In this case Mr & Mrs Riz (the borrowers) sought to escape a mortgage to Perpetual (the lender) by filing a defence under the Contracts Review Act. Mr Riz gave evidence that he came to Australia from Lebanon in early 1977, his wife in 1981. That he can speak only basic English while his wife only understands some words and phrases. Neither Mr nor Mrs Riz have ever lodged a tax return in Australia. From 1989 to 1995, Mr and Mrs Riz owned and operated a business at Newtown, called the Beirut Pizza Shop. During that period, they applied for and obtained Centrelink Family Assistance benefits, and they continued to receive Centrelink benefits at least until the events in 2001. The Judge noted:
“I do not accept .. the deficiencies in their evidence can be .. benignly explained.
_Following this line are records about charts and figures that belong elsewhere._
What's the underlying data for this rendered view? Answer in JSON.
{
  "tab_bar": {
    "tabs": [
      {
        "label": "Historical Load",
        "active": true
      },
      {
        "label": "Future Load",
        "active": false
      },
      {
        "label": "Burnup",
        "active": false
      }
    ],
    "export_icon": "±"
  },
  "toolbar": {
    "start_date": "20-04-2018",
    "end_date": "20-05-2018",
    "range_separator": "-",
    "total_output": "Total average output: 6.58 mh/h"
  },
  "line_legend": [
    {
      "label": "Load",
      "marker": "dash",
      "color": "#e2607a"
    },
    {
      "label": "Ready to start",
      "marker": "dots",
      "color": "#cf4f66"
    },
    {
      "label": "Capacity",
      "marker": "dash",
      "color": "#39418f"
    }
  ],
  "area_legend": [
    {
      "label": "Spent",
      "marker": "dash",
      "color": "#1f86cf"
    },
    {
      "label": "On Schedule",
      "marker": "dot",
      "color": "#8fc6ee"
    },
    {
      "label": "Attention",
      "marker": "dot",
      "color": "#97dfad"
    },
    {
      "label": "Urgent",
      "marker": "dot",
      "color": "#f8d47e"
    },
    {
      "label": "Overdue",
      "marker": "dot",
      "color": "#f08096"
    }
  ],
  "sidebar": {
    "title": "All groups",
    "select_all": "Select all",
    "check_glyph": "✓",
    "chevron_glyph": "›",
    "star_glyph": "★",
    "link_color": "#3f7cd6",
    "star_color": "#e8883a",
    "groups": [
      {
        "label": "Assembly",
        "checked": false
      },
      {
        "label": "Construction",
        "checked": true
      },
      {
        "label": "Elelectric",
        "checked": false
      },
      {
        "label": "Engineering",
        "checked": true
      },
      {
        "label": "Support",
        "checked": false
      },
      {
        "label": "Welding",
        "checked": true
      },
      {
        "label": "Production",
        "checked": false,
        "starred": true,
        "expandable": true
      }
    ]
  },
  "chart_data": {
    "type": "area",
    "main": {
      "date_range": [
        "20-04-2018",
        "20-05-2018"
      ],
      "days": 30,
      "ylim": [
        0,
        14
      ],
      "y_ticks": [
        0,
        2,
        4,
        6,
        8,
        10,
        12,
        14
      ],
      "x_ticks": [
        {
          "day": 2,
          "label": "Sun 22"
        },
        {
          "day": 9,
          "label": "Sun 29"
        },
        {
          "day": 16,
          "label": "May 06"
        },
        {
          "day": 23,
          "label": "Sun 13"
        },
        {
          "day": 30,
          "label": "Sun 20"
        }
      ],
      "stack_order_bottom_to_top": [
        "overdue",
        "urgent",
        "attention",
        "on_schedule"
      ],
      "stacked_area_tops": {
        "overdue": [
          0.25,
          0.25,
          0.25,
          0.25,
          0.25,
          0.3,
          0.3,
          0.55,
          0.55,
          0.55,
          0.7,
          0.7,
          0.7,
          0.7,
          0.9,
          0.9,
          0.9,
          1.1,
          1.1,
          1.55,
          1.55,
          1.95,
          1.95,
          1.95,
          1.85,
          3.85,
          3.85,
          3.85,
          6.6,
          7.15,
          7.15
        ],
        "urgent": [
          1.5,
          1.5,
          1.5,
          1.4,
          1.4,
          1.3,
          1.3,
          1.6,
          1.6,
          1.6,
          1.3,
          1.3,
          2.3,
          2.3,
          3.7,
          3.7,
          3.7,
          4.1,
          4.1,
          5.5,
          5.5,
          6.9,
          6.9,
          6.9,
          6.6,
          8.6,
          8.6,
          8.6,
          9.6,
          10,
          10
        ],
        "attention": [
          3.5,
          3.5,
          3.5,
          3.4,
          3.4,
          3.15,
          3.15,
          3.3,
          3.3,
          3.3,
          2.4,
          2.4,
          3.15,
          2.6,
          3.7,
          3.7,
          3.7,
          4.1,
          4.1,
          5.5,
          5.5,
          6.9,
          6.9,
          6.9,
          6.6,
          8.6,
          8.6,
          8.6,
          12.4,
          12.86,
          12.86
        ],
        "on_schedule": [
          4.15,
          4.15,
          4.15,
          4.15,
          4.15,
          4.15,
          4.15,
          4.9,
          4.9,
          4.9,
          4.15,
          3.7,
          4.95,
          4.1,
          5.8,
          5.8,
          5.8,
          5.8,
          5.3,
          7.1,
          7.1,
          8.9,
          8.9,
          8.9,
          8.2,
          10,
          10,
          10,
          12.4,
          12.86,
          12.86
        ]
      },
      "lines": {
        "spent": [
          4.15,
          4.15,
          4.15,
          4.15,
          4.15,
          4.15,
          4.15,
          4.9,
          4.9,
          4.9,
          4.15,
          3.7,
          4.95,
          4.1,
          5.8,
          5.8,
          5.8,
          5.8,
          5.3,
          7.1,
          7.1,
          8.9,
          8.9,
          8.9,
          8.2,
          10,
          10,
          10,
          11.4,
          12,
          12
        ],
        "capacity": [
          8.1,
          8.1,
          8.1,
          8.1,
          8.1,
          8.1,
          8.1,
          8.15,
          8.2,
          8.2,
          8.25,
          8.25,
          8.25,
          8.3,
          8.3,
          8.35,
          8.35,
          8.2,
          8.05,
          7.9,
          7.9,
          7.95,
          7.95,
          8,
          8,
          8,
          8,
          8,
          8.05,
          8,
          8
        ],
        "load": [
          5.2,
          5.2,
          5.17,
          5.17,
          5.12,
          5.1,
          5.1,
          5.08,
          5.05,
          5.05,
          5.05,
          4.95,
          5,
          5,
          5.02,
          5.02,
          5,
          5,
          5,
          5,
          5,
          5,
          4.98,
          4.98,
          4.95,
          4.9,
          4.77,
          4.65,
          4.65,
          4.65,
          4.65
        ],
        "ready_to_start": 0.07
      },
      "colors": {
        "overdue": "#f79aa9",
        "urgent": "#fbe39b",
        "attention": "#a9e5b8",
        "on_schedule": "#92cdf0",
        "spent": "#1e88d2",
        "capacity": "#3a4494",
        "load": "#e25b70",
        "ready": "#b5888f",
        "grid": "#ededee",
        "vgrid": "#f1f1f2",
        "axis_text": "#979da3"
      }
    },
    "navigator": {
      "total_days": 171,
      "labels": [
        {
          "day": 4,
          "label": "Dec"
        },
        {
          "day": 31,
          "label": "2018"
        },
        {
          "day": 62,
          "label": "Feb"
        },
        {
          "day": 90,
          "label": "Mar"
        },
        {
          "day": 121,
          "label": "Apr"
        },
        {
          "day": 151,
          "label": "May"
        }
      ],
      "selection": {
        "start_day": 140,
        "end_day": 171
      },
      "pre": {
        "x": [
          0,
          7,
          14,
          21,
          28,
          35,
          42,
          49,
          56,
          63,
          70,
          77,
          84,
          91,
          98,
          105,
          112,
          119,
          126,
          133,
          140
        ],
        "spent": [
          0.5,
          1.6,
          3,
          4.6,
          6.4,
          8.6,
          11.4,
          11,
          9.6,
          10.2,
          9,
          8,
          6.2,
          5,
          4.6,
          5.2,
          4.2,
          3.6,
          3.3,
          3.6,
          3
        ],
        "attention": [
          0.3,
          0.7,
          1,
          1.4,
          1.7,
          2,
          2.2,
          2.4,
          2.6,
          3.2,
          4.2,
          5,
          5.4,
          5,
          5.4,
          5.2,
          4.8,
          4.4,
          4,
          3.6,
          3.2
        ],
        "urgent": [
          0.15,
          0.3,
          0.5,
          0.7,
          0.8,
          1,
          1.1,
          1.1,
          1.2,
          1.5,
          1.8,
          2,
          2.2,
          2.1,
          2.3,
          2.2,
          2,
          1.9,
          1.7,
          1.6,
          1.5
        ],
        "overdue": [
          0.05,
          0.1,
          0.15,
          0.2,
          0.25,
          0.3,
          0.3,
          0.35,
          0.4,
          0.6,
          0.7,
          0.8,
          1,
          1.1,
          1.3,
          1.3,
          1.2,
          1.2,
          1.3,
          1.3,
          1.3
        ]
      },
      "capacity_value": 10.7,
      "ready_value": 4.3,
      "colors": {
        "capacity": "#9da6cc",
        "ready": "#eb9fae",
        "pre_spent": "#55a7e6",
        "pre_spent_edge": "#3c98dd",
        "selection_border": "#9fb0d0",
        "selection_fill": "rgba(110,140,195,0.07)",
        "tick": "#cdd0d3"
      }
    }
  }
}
They appeared very guarded, particularly in respect of their financial resources and the status of their relationship (including whether or not they were separated). Given the rate at which they reduced the Citibank mortgage, .. that they had six children to support, the funds available to them from time to time for a deposit on their home and other expenditures, including overseas travel, I am confident that they must have had sources of income that they have not disclosed, and which would have disqualified them from unemployment benefits and required lodgement of tax returns.”
The court denied relief under the Contracts Review Act finding that the assertion the borrower’s were “simple folk” was not made out, likewise the assertion that they could not afford the payments was not made out. The court also rejected the submission that the lender’s failure to ensure the borrowers were independently financially made it an unjust contract.